Andris Poga – Vous savez, beaucoup de Lettons abordent la musique à travers le chant, la chorale ou des formations vocales diverses de chœurs professionnels ou non. Moi, jamais ! Enfant, ma première expérience fut avec la musique instrumentale. Au début, je jouais un peu de piano comme tout gamin, mais, j’ai vite changé pour les instruments à vent. D’ailleurs, même si j’étais trompettiste à l’origine, j’ai eu besoin de tester tous les autres vents, et les pratiquer afin de mieux les connaître. Cela m’a permis d’établir ma pensée, car chaque approche instrumentale est bien distincte. La mienne, s’est érigée sur l’étude des vents, bien que similaire à celle de chanter, mais elle a fixé ma vision instrumentale du travail d’orchestre. J’avais dix ans environ lorsque j’ai rejoint le monde de la musique. Je jouais d’un instrument dans l’orchestre de mon école et cela m’a tant passionné que j’ai décidé que ce serait ma voie.
Praskova – En 2010 vous avez remporté le Concours Svetlanov des chefs d’orchestre, cela vous a t’il aidé ? Voir « Le Combat des chefs »
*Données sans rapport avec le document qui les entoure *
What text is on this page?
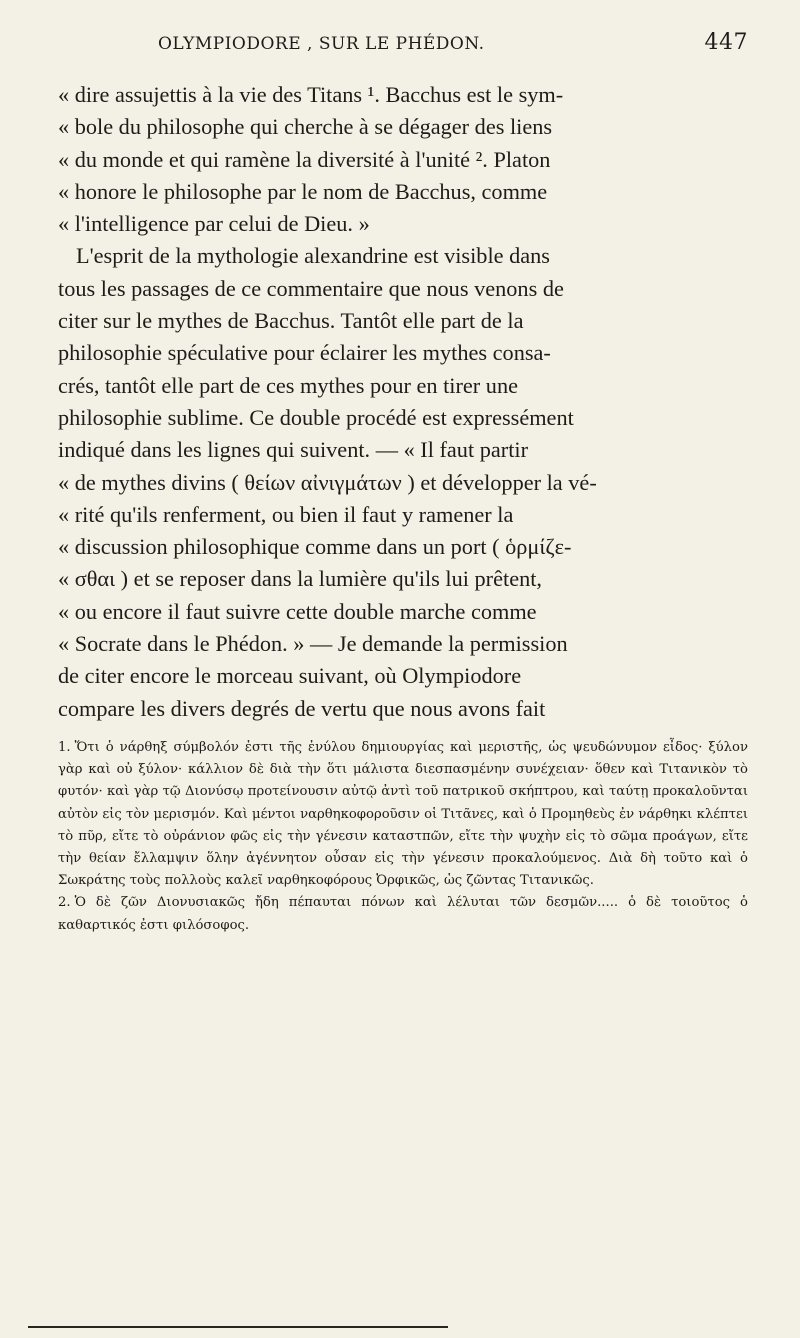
OLYMPIODORE , SUR LE PHÉDON.	447

« dire assujettis à la vie des Titans ¹. Bacchus est le sym-

« bole du philosophe qui cherche à se dégager des liens

« du monde et qui ramène la diversité à l'unité ². Platon

« honore le philosophe par le nom de Bacchus, comme

« l'intelligence par celui de Dieu. »

L'esprit de la mythologie alexandrine est visible dans

tous les passages de ce commentaire que nous venons de

citer sur le mythes de Bacchus. Tantôt elle part de la

philosophie spéculative pour éclairer les mythes consa-

crés, tantôt elle part de ces mythes pour en tirer une

philosophie sublime. Ce double procédé est expressément

indiqué dans les lignes qui suivent. — « Il faut partir

« de mythes divins ( θείων αἰνιγμάτων ) et développer la vé-

« rité qu'ils renferment, ou bien il faut y ramener la

« discussion philosophique comme dans un port ( ὁρμίζε-

« σθαι ) et se reposer dans la lumière qu'ils lui prêtent,

« ou encore il faut suivre cette double marche comme

« Socrate dans le Phédon. » — Je demande la permission

de citer encore le morceau suivant, où Olympiodore

compare les divers degrés de vertu que nous avons fait

1. Ὅτι ὁ νάρθηξ σύμβολόν ἐστι τῆς ἐνύλου δημιουργίας καὶ μεριστῆς, ὡς ψευδώνυμον εἶδος· ξύλον γὰρ καὶ οὐ ξύλον· κάλλιον δὲ διὰ τὴν ὅτι μάλιστα διεσπασμένην συνέχειαν· ὅθεν καὶ Τιτανικὸν τὸ φυτόν· καὶ γὰρ τῷ Διονύσῳ προτείνουσιν αὐτῷ ἀντὶ τοῦ πατρικοῦ σκήπτρου, καὶ ταύτῃ προκαλοῦνται αὐτὸν εἰς τὸν μερισμόν. Καὶ μέντοι ναρθηκοφοροῦσιν οἱ Τιτᾶνες, καὶ ὁ Προμηθεὺς ἐν νάρθηκι κλέπτει τὸ πῦρ, εἴτε τὸ οὐράνιον φῶς εἰς τὴν γένεσιν καταστπῶν, εἴτε τὴν ψυχὴν εἰς τὸ σῶμα προάγων, εἴτε τὴν θείαν ἔλλαμψιν ὅλην ἀγέννητον οὖσαν εἰς τὴν γένεσιν προκαλούμενος. Διὰ δὴ τοῦτο καὶ ὁ Σωκράτης τοὺς πολλοὺς καλεῖ ναρθηκοφόρους Ὀρφικῶς, ὡς ζῶντας Τιτανικῶς.

2. Ὁ δὲ ζῶν Διονυσιακῶς ἤδη πέπαυται πόνων καὶ λέλυται τῶν δεσμῶν..... ὁ δὲ τοιοῦτος ὁ καθαρτικός ἐστι φιλόσοφος.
Andris Poga – Oui, c’est exact. Vous savez, lorsque vous êtes chef, vous avez besoin de talent, de travail, mais aussi de succès. C’est très important car il y a beaucoup de gens capables qui n’ont jamais la possibilité de montrer qu’ils ont du talent. Moi-même, j’ai eu cette chance avec le Concours Svetlanov. Je souhaite donc succès et réussite à tous ces jeunes chefs qui s’investissent dans des compétitions.
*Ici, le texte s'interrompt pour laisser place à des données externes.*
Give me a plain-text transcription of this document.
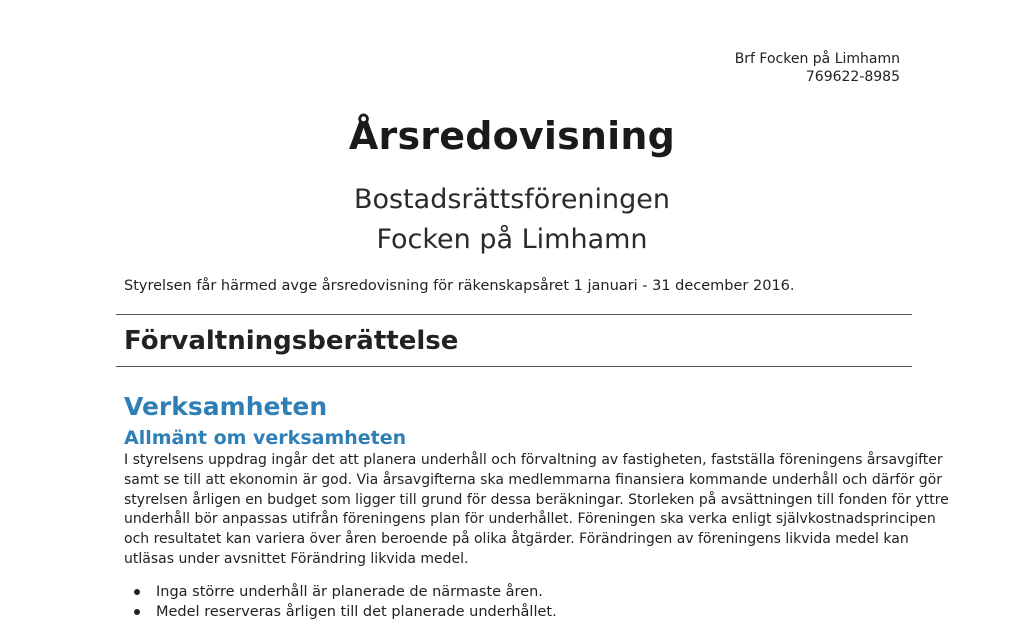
Brf Focken på Limhamn
769622-8985
Årsredovisning

Bostadsrättsföreningen

Focken på Limhamn

Styrelsen får härmed avge årsredovisning för räkenskapsåret 1 januari - 31 december 2016.

Förvaltningsberättelse
Verksamheten
Allmänt om verksamheten

I styrelsens uppdrag ingår det att planera underhåll och förvaltning av fastigheten, fastställa föreningens årsavgifter
samt se till att ekonomin är god. Via årsavgifterna ska medlemmarna finansiera kommande underhåll och därför gör
styrelsen årligen en budget som ligger till grund för dessa beräkningar. Storleken på avsättningen till fonden för yttre
underhåll bör anpassas utifrån föreningens plan för underhållet. Föreningen ska verka enligt självkostnadsprincipen
och resultatet kan variera över åren beroende på olika åtgärder. Förändringen av föreningens likvida medel kan
utläsas under avsnittet Förändring likvida medel.

Inga större underhåll är planerade de närmaste åren.
Medel reserveras årligen till det planerade underhållet.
Praskova – Quel est votre point de vue sur les tâches et les responsabilités auxquelles un chef d’orchestre se doit ?
Andris Poga – C’est une question compliquée à l’heure actuelle, car mon point de vue et mes pensées à ce sujet évoluent sans cesse. Plus vous embrassez cette profession de chef, plus vous en comprenez le fonctionnement. Mon professeur disait : “ Dans cette profession, il y a un sérieux gâchis dû inévitablement à l’environnement, mais cet environnement, pour un chef d’orchestre professionnel, est comme un océan infini ». Plus vous explorez cet océan, plus vous en découvrez ces richesses ou ces leurres. Mais, avant d’atteindre l’horizon, même si vous en avez les capacités, vous n’êtes jamais tout à fait prêt. Pour moi, la beauté de cette profession est d’explorer continuellement. Ce n’est pas comme dans d’autres métiers plus directs, ou, vous attendez la fin d’un processus pour avoir des réponses en toutes choses. Pour nous, la profession de chef d’orchestre est plus comme une philosophie. Il y a beaucoup plus de questions que de réponses ! Lorsque vous travaillez un programme avec un orchestre, ou un soliste, il y a un certain nombre d’éléments qui sont purement professionnels. Vous devez mettre en place certaines choses, suivre certaines directions, et vous devez finaliser la demande. Vous êtes dans l’obligation de vous répondre à vous-même et aux musiciens, tout en étant confronté à des décisions incertaines. Parfois, à la fin de la journée, certaines de ces décisions n’ont pas été les bonnes mais vous devez les garder. C’est assez malaisé, et cela dépend en grande partie de l’orchestre et de la musique que vous dirigez. Par exemple, il y a de nombreux chefs disons spécialisés, qui dirigent du Baroque, et il y a une vraie science à connaître pour le Baroque. Me concernant, je reste prudent avec cela, je ne m’y aventure pas. Même si j’adore Bach, je préfère l’écouter plutôt que de le diriger. L’instinct qui me guide n’est pas suffisant pour ce répertoire, n’ayant pas les connaissances suffisantes. Quand je pense par exemple à la Passion selon saint Matthieu, une œuvre renversante, je pourrai peut-être l’aborder un jour, ce sera un vrai challenge. Émotionnellement, instinctivement oui, mais pour l’instant, je préfère m’abstenir. Et puis, quand c’est le bon moment vous essayez !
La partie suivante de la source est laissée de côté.